Le maire : Dakar-Plateau, ‘’où la ville tire près de 70 % de ses recettes’’, n’a pas été associée
Sur le pavage de la ville de Dakar, Alioune Ndoye se dit ahuri par les ‘’500 millions pour le dédommagement de l’entreprise burkinabé Belly Sasha dans le cadre de l’exploitation de l’usine de pavage’’. En effet, ajoute-t-il, ‘’jamais un contrat n’aura été une si grande pompe à fric de la ville’’. D’ailleurs, le maire demande, par des documents officiels, à s’assurer de la propriété, par la mairie de Dakar, des investissements réalisés dans le cadre de ce projet (le terrain, l’usine, etc.) et montants qui ont été payés au profit de cette entreprise. Pour Alioune Ndoye, le maire de Dakar n’en a que faire d’une gestion rationnelle des ressources des Dakarois. Car, estime-t-il, il consacre 8,33 millions par mois à l’achat de produits d’entretien, 450 millions sont budgétisés en achat de carburant, alors que 134,4 millions de carburant et lubrifiant sont également prévus pour la perception municipale, regrette le maire de Dakar-Plateau. A cela, il ajoute la ‘’consommation de 12,5 millions d’eau par mois, soit un total de 150 millions l’an, 20,83 millions d’électricité par mois pour vos bâtiments, soit un total de 250 millions l’an. (…) 142 millions d'entretiens divers dont nous aimerions connaître la justification, avec 57 millions d’entretien des machines et appareils, et 154 millions d’entretien du parc de véhicules prévus ! Vous proposez près de 315 millions de communications téléphoniques !’’.
La pertinence des projets inscrits dans la rubrique ‘’Investissement’’ interroge également Alioune Ndoye qui considère que 31 % du budget global de 59 milliards en investissements est irrespectueux des Dakarois.
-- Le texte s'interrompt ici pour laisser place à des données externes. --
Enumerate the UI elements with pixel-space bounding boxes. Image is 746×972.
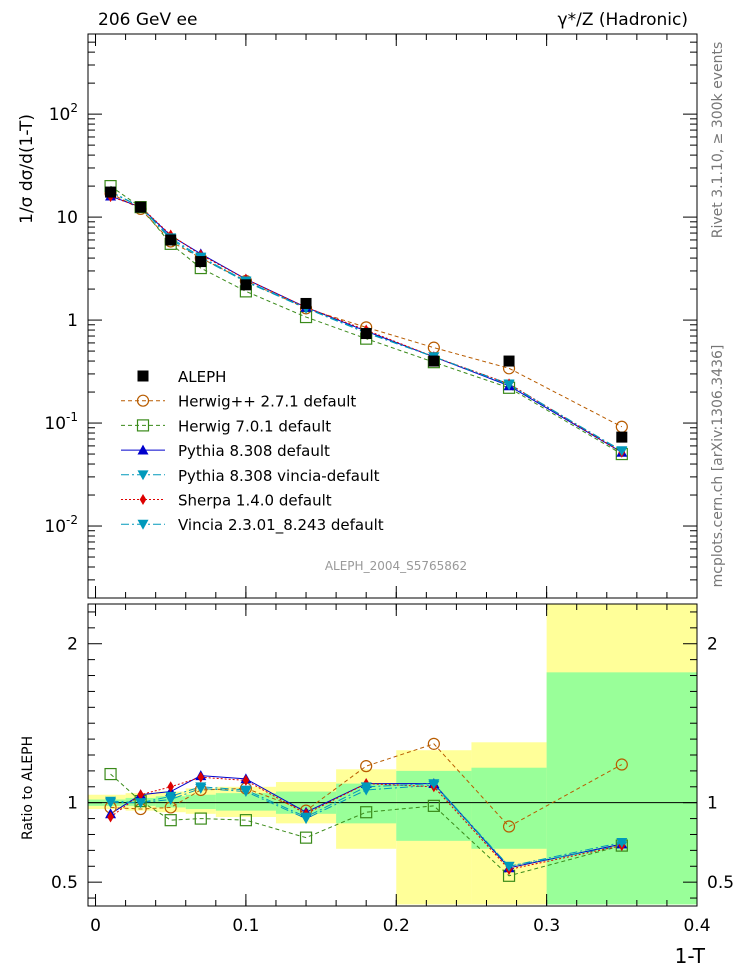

Selon lui, 15,66 % de ce montant se composent de dépenses engagées non mandatées, suscitant un questionnement légitime sur la réalité de certains marchés. S’y ajoutent les études générales de 261 millions engagés non mandatés ou encore un questionnement sur l’investissement projeté de 500 millions en équipements des ateliers de garage. Fort de tous ces manquements, le maire de Dakar-Plateau estime que tous ceux qui ont voté le budget présenté par l’actuelle équipe dirigeante de la municipalité ne se soucient pas véritablement des intérêts des Dakarois.